Les jeux vidéo en ligne de mire
D'après l'Agence France Presse, rapportée par France24, les autorités chinoises ont convoqué mercredi les représentants de Tencent et NetEase, les deux leaders du gaming au sein marché chinois, afin d'exiger la mise en place de nouvelles régulations, dont la limite de temps de jeu pour les mineurs déjà évoquée dans ces colonnes. De même, les studios de développement auraient reçu des consignes strictes vis-à-vis de leurs designs, futurs ou non, qui devront désormais s'abstenir de quelconques mécaniques ou fonctionnalité pouvant induire une addiction.
Plus encore, et c'est là le cœur du sujet, le monde des jeux vidéo en ligne devra désormais s'abstenir de créer des personnages masculins efféminés. D'après Geng Song, professeur associé à l'Université d'Hong Kong, la classe politique chinoise n'accepterait qu'une seule norme de genre, l'hétérosexualité, considérant ainsi que "les hommes efféminés sont physiquement faibles et émotionnellement fragiles" et marquant une profonde "anxiété" à l'idée que la future génération ne partage pas les mêmes représentations.
Sans qu'on puisse prédire exactement ce qu'il adviendra, on s'interroge sur les conséquences d'une telle législation — d'autant que l'influence de Tencent ou de NetEase est très loin de se limiter à la Chine. Beijing n'a probablement cure "d'éduquer" la jeunesse des autres pays mais, indirectement, on pourrait subir l'influence du gouvernement chinois. En effet, nombreuses sont les franchises chinoises qui sont consommées aux quatre coins du monde par un public international. Plus encore, en tête de gondole des licences possédées par les deux géants du jeu vidéo chinois, on retrouve League of Legends. Et force est de constater que le MOBA de Riot Games, dans certains skins ou champions, ne s'est pas privé de développer des personnages efféminés.

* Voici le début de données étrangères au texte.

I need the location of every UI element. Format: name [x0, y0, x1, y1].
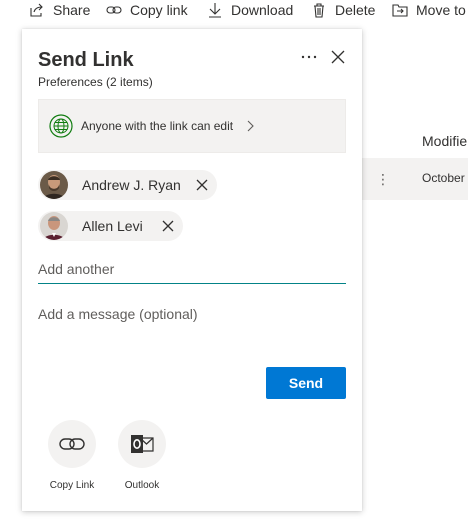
dialog-title: Send Link [38, 49, 134, 71]
copy-link-command[interactable]: Copy link [106, 1, 188, 19]
delete-label: Delete [335, 2, 376, 18]
command-bar: Share Copy link Download Delete Move to [0, 0, 468, 24]
move-to-command[interactable]: Move to [392, 1, 466, 19]
avatar [40, 212, 68, 240]
recipient-chip[interactable]: Allen Levi [38, 211, 183, 241]
outlook-option-label: Outlook [124, 480, 160, 491]
link-icon [59, 438, 85, 450]
download-label: Download [231, 2, 294, 18]
copy-link-option-label: Copy Link [49, 480, 95, 491]
download-command[interactable]: Download [207, 1, 293, 19]
link-permission-selector[interactable]: Anyone with the link can edit [38, 99, 346, 153]
delete-command[interactable]: Delete [311, 1, 375, 19]
move-icon [392, 4, 408, 17]
close-button[interactable] [328, 47, 348, 67]
share-command[interactable]: Share [29, 1, 90, 19]
share-label: Share [53, 2, 91, 18]
permission-label: Anyone with the link can edit [81, 119, 234, 133]
more-options-vertical-icon[interactable]: ⋮ [376, 170, 390, 188]
chevron-right-icon [247, 120, 254, 132]
outlook-icon [131, 435, 154, 453]
globe-icon [49, 114, 73, 138]
message-input[interactable] [38, 306, 346, 356]
send-link-dialog: Send Link Preferences (2 items) Anyone w… [22, 29, 362, 511]
close-icon [331, 50, 345, 64]
copy-link-option[interactable]: Copy Link [37, 420, 107, 491]
outlook-option[interactable]: Outlook [107, 420, 177, 491]
avatar [40, 171, 68, 199]
ellipsis-icon [301, 55, 317, 59]
modified-date: October [422, 171, 465, 185]
remove-recipient-button[interactable] [160, 218, 176, 234]
modified-column-header[interactable]: Modifie [422, 133, 467, 149]
download-icon [209, 3, 221, 18]
remove-recipient-button[interactable] [194, 177, 210, 193]
trash-icon [314, 3, 324, 18]
recipient-name: Andrew J. Ryan [82, 177, 181, 193]
link-icon [106, 6, 122, 14]
move-to-label: Move to [416, 2, 466, 18]
add-recipient-input[interactable] [38, 255, 346, 284]
send-button[interactable]: Send [266, 367, 346, 399]
copy-link-button[interactable] [48, 420, 96, 468]
outlook-button[interactable] [118, 420, 166, 468]
recipient-chip[interactable]: Andrew J. Ryan [38, 170, 217, 200]
preferences-subtitle: Preferences (2 items) [38, 75, 153, 89]
close-icon [196, 179, 208, 191]
share-icon [30, 3, 43, 17]
copy-link-label: Copy link [130, 2, 188, 18]
more-options-button[interactable] [298, 47, 320, 67]
close-icon [162, 220, 174, 232]
recipient-name: Allen Levi [82, 218, 143, 234]
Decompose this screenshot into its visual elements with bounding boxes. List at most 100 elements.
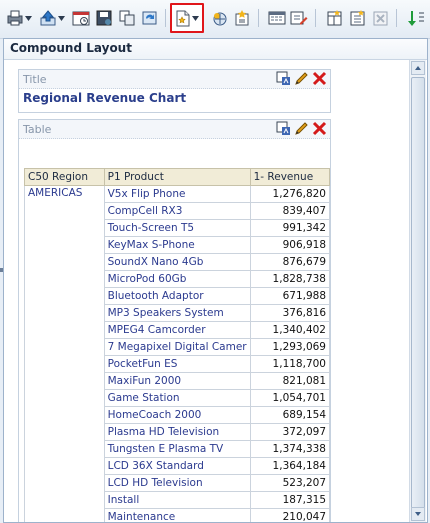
product-cell[interactable]: HomeCoach 2000 bbox=[103, 406, 251, 424]
product-cell[interactable]: Tungsten E Plasma TV bbox=[103, 440, 251, 458]
column-header-region[interactable]: C50 Region bbox=[24, 168, 105, 186]
refresh-button[interactable] bbox=[141, 9, 159, 27]
table-row: PocketFun ES 1,118,700 bbox=[24, 355, 331, 373]
revenue-cell: 671,988 bbox=[249, 287, 331, 305]
layout-icon bbox=[326, 10, 344, 26]
title-view: Title Regional Revenue Chart bbox=[18, 69, 331, 113]
table-view: Table C50 Region P1 Product 1- Revenue A… bbox=[18, 119, 331, 522]
copy-button[interactable] bbox=[118, 9, 136, 27]
region-cell bbox=[24, 304, 105, 322]
scrollbar-thumb[interactable] bbox=[411, 77, 425, 517]
revenue-cell: 1,276,820 bbox=[249, 185, 331, 203]
copy-icon bbox=[118, 10, 136, 26]
delete-view-icon[interactable] bbox=[312, 121, 327, 136]
product-cell[interactable]: V5x Flip Phone bbox=[103, 185, 251, 203]
chevron-down-icon bbox=[25, 15, 32, 21]
product-cell[interactable]: LCD 36X Standard bbox=[103, 457, 251, 475]
product-cell[interactable]: MaxiFun 2000 bbox=[103, 372, 251, 390]
print-icon bbox=[6, 10, 24, 26]
view-properties-button[interactable] bbox=[268, 9, 286, 27]
region-cell bbox=[24, 355, 105, 373]
edit-view-icon[interactable] bbox=[294, 121, 309, 136]
pane-header: Compound Layout bbox=[4, 39, 427, 60]
product-cell[interactable]: CompCell RX3 bbox=[103, 202, 251, 220]
toolbar-separator bbox=[315, 9, 316, 27]
revenue-cell: 523,207 bbox=[249, 474, 331, 492]
chevron-down-icon bbox=[192, 15, 199, 21]
table-row: LCD HD Television 523,207 bbox=[24, 474, 331, 492]
product-cell[interactable]: Plasma HD Television bbox=[103, 423, 251, 441]
region-cell bbox=[24, 321, 105, 339]
region-cell bbox=[24, 508, 105, 522]
properties-button[interactable] bbox=[349, 9, 367, 27]
region-cell bbox=[24, 457, 105, 475]
revenue-cell: 1,118,700 bbox=[249, 355, 331, 373]
product-cell[interactable]: SoundX Nano 4Gb bbox=[103, 253, 251, 271]
view-properties-icon bbox=[268, 10, 286, 26]
region-cell: AMERICAS bbox=[24, 185, 105, 203]
save-button[interactable] bbox=[95, 9, 113, 27]
layout-button[interactable] bbox=[326, 9, 344, 27]
title-view-actions bbox=[276, 71, 327, 86]
revenue-cell: 1,374,338 bbox=[249, 440, 331, 458]
table-row: AMERICAS V5x Flip Phone 1,276,820 bbox=[24, 185, 331, 203]
format-view-icon[interactable] bbox=[276, 71, 291, 86]
product-cell[interactable]: MP3 Speakers System bbox=[103, 304, 251, 322]
product-cell[interactable]: 7 Megapixel Digital Camer bbox=[103, 338, 251, 356]
table-row: 7 Megapixel Digital Camer 1,293,069 bbox=[24, 338, 331, 356]
table-row: Touch-Screen T5 991,342 bbox=[24, 219, 331, 237]
revenue-cell: 1,828,738 bbox=[249, 270, 331, 288]
edit-view-icon[interactable] bbox=[294, 71, 309, 86]
toolbar bbox=[0, 0, 430, 39]
insert-view-button[interactable] bbox=[211, 9, 229, 27]
revenue-cell: 906,918 bbox=[249, 236, 331, 254]
remove-icon bbox=[372, 10, 390, 26]
revenue-cell: 210,047 bbox=[249, 508, 331, 522]
product-cell[interactable]: Game Station bbox=[103, 389, 251, 407]
print-menu[interactable] bbox=[6, 9, 32, 27]
revenue-cell: 372,097 bbox=[249, 423, 331, 441]
product-cell[interactable]: KeyMax S-Phone bbox=[103, 236, 251, 254]
region-cell bbox=[24, 423, 105, 441]
product-cell[interactable]: MPEG4 Camcorder bbox=[103, 321, 251, 339]
refresh-icon bbox=[141, 10, 159, 26]
revenue-table: C50 Region P1 Product 1- Revenue AMERICA… bbox=[24, 168, 331, 522]
toolbar-separator bbox=[396, 9, 397, 27]
region-cell bbox=[24, 474, 105, 492]
region-cell bbox=[24, 253, 105, 271]
product-cell[interactable]: MicroPod 60Gb bbox=[103, 270, 251, 288]
region-cell bbox=[24, 338, 105, 356]
column-header-product[interactable]: P1 Product bbox=[103, 168, 251, 186]
region-cell bbox=[24, 440, 105, 458]
delete-view-icon[interactable] bbox=[312, 71, 327, 86]
table-row: HomeCoach 2000 689,154 bbox=[24, 406, 331, 424]
pane-title: Compound Layout bbox=[10, 41, 132, 55]
product-cell[interactable]: Bluetooth Adaptor bbox=[103, 287, 251, 305]
product-cell[interactable]: Touch-Screen T5 bbox=[103, 219, 251, 237]
region-cell bbox=[24, 372, 105, 390]
vertical-scrollbar[interactable] bbox=[409, 60, 426, 522]
product-cell[interactable]: PocketFun ES bbox=[103, 355, 251, 373]
format-view-icon[interactable] bbox=[276, 121, 291, 136]
schedule-report-button[interactable] bbox=[72, 9, 90, 27]
region-cell bbox=[24, 389, 105, 407]
remove-button[interactable] bbox=[372, 9, 390, 27]
product-cell[interactable]: LCD HD Television bbox=[103, 474, 251, 492]
revenue-cell: 991,342 bbox=[249, 219, 331, 237]
edit-formula-button[interactable] bbox=[290, 9, 308, 27]
revenue-cell: 187,315 bbox=[249, 491, 331, 509]
table-row: Bluetooth Adaptor 671,988 bbox=[24, 287, 331, 305]
new-view-menu[interactable] bbox=[170, 3, 204, 33]
scroll-up-button[interactable] bbox=[411, 61, 425, 75]
sort-button[interactable] bbox=[406, 9, 426, 27]
table-row: Tungsten E Plasma TV 1,374,338 bbox=[24, 440, 331, 458]
toolbar-separator bbox=[165, 9, 166, 27]
prompt-button[interactable] bbox=[233, 9, 251, 27]
product-cell[interactable]: Install bbox=[103, 491, 251, 509]
table-row: CompCell RX3 839,407 bbox=[24, 202, 331, 220]
insert-view-icon bbox=[211, 10, 229, 26]
scroll-down-button[interactable] bbox=[411, 507, 425, 521]
export-menu[interactable] bbox=[39, 9, 65, 27]
product-cell[interactable]: Maintenance bbox=[103, 508, 251, 522]
column-header-revenue[interactable]: 1- Revenue bbox=[249, 168, 331, 186]
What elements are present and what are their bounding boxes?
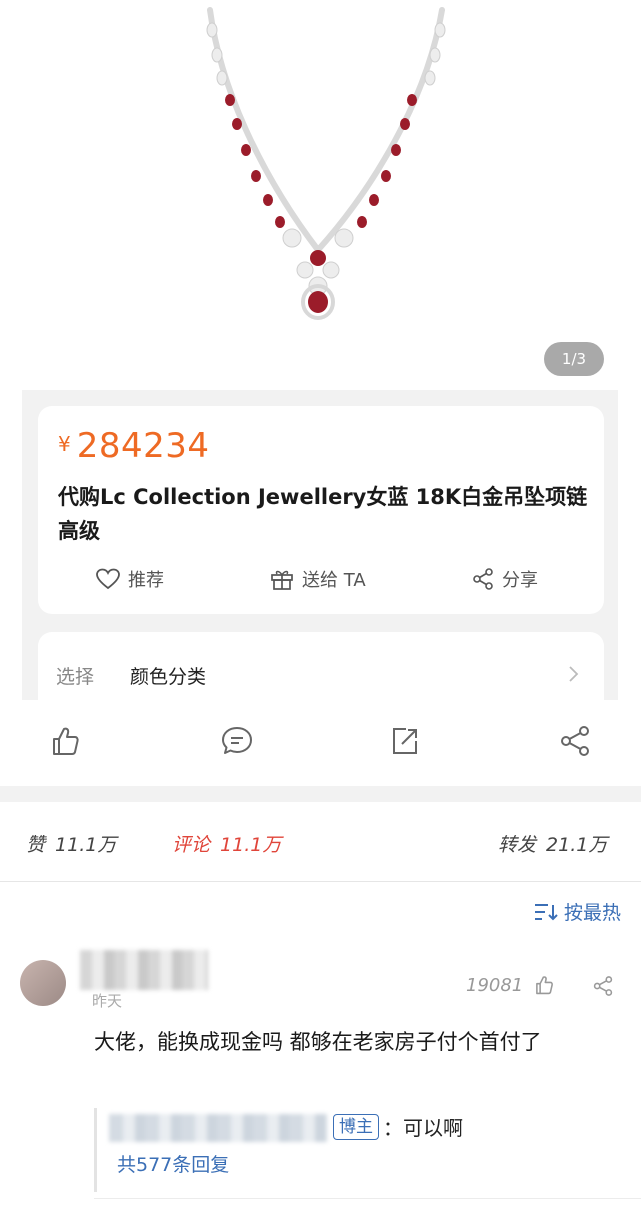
like-stat-label: 赞 [26, 834, 46, 856]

Taric, Aphelios, ou Pajama Ezreal en sont d'ailleurs de bons exemples, quoiqu'on puisse argumenter qu'il sont simplement inspirés par l'univers graphique des mangas et des animés. Et, si vous en doutez, la vidéo ci-dessous aura le mérite d'au moins semer le doute.
De même, Pajama Urgot, quoiqu'il ne soit pas efféminé, risque lui aussi d'incarner l'amoralité que Beijing redoute. Vu d'Europe ou d'Occident, on a du mal à saisir comment Beijing pourrait nous interdire la création de personnages masculins efféminés, ou jugés amoraux, mais on ne peut franchement pas cacher notre crainte.
Doit-on simplement passer outre, en imaginant que la chose n'arrivera jamais jusqu'à nous ? Au contraire, faut-il s'attendre à ce que certains champions ou skins jugés amoraux soient retirés du jeu ? Le seraient-ils uniquement pour la Chine, ou pour tous les territoires ? Comment concilier une telle politique avec des rencontres internationales comme le MSI ou les Worlds ? Autant de questions alarmantes qui restent pour le moment sans réponse, mais qui n'ont pas fini de nous inquiéter.